Pourtant, dans d'autres cultures, nous constatons que l'odeur est déjà une force dominante dans les relations avec les autres. Kate Fox a effectué un travail de pionnier dans le domaine de la phycologie des odeurs. La connaissance de soi est également définie par... "l'odeur - pour se désigner, on touche le bout de son nez, un geste qui signifie à la fois "moi" et "mon odeur".
- Lorsqu'ils saluent quelqu'un, les Ongee ne demandent pas "Comment vas-tu ?", mais "Konyune onorange-tanka", ce qui signifie "Comment va le nez ?Comment va ton nez?'. L'étiquette exige que si la personne répond qu'elle se sent "lourde d'odeur", la personne chargée de l'accueil doit inspirer profondément pour enlever une partie de l'excédent ! Si la personne accueillie se sent un peu à court d'énergie olfactive, il est poli de lui donner un peu plus de parfum en soufflant sur elle.
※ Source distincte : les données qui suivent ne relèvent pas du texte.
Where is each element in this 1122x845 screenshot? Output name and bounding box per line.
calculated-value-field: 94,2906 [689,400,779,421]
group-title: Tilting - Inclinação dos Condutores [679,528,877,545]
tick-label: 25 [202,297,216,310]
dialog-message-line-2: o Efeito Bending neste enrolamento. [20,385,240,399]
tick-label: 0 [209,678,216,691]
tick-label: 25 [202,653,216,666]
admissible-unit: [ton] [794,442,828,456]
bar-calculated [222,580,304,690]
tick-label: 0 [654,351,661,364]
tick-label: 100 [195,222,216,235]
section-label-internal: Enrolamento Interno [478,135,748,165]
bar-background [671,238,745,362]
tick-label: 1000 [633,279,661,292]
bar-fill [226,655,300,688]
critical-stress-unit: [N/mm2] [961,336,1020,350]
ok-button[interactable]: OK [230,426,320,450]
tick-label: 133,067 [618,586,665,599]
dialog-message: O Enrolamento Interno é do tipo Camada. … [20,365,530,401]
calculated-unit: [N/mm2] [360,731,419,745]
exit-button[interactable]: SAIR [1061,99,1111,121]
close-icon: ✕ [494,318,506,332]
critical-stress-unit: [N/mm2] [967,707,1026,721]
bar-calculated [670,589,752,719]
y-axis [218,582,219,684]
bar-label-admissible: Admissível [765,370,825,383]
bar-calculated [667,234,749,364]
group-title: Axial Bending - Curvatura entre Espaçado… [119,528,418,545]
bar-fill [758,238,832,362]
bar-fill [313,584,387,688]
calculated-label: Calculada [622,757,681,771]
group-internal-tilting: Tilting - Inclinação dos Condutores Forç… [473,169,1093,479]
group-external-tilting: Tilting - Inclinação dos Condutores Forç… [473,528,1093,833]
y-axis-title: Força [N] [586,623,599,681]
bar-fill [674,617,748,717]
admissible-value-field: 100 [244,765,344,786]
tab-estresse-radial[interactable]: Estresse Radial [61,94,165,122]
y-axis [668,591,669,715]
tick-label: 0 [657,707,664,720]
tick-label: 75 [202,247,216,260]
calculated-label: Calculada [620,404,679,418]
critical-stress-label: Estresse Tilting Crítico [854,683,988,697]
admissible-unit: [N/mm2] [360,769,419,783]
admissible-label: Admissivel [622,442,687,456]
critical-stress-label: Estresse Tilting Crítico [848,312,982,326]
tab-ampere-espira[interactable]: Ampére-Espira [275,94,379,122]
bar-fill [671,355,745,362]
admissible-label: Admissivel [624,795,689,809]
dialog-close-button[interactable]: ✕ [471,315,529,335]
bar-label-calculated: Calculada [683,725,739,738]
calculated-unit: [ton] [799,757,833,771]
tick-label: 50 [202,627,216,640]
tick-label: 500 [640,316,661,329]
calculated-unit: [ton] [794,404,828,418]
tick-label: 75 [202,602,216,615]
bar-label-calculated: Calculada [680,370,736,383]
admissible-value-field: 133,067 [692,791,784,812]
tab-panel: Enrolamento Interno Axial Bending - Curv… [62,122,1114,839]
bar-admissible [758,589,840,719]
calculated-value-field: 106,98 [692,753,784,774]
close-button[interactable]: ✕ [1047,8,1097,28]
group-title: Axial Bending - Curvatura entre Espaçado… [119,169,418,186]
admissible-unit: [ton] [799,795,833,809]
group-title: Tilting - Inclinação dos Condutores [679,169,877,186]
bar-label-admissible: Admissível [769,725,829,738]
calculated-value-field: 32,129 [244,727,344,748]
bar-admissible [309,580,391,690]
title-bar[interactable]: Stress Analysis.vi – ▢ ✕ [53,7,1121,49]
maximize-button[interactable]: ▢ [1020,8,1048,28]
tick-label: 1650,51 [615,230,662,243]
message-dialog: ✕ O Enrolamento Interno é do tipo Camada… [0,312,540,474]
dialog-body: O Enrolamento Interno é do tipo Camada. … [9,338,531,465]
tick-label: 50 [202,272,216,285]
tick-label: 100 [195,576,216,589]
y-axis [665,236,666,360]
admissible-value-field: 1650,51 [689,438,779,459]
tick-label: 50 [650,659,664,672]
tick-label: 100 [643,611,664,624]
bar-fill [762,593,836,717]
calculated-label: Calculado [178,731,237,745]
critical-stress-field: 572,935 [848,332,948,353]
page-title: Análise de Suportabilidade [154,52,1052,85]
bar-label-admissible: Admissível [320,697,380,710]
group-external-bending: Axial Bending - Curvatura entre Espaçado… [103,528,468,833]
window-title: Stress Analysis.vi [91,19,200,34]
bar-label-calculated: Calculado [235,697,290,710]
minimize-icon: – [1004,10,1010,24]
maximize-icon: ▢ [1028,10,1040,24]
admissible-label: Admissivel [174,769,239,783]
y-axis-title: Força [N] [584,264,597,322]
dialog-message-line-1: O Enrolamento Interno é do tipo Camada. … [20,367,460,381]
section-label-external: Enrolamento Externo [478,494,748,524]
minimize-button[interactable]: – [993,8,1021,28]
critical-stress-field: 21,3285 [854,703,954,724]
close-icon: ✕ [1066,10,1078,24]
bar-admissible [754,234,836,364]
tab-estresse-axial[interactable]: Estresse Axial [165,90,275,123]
- Les Bororos du Brésil et les Sérères Ndut du Sénégal associent également une identité personnelle à une odeur. Pour les Bororos, l'odeur corporelle est associée à la force vitale d'une personne, et l'odeur de l'haleine à l'âme. Les Ndut pensent que chaque individu est animé par deux forces différentes définies par l'odeur. L'une est physique, associée à l'odeur du corps et de l'haleine ; l'autre, spirituelle, est censée survivre à la mort d'un individu pour se réincarner dans un descendant. Les Ndut peuvent déterminer quel ancêtre s'est réincarné dans un enfant en reconnaissant la similitude de l'odeur de l'enfant avec celle du défunt
- En Inde, la salutation affectueuse traditionnelle - l'équivalent de l'étreinte ou du baiser occidental - consistait à sentir la tête de quelqu'un. Un ancien texte indien déclare : "Je te sentirai sur la tête.Je te sentirai sur la tête, c'est le plus grand signe d'amour tendre".
Bien que ces coutumes ne se répandent pas, de nombreuses personnes demandent à "sentir la tête du bébé" ou complimentent les gens sur le parfum qu'ils portent. Notre monde prend conscience du pouvoir des odeurs. Notre expérience d'un monde en perpétuelle évolution s'enrichit du respect des odeurs, qui font partie intégrante de notre culture.
Ainsi, en réfléchissant sur le nez, l'odeur et la culture, nous espérons que le récit olfactif fera partie de notre expérience quotidienne et nous nous demanderons peut-être, dans 5 à 7 ans, pourquoi il n'y a pas d'odeur pour cela.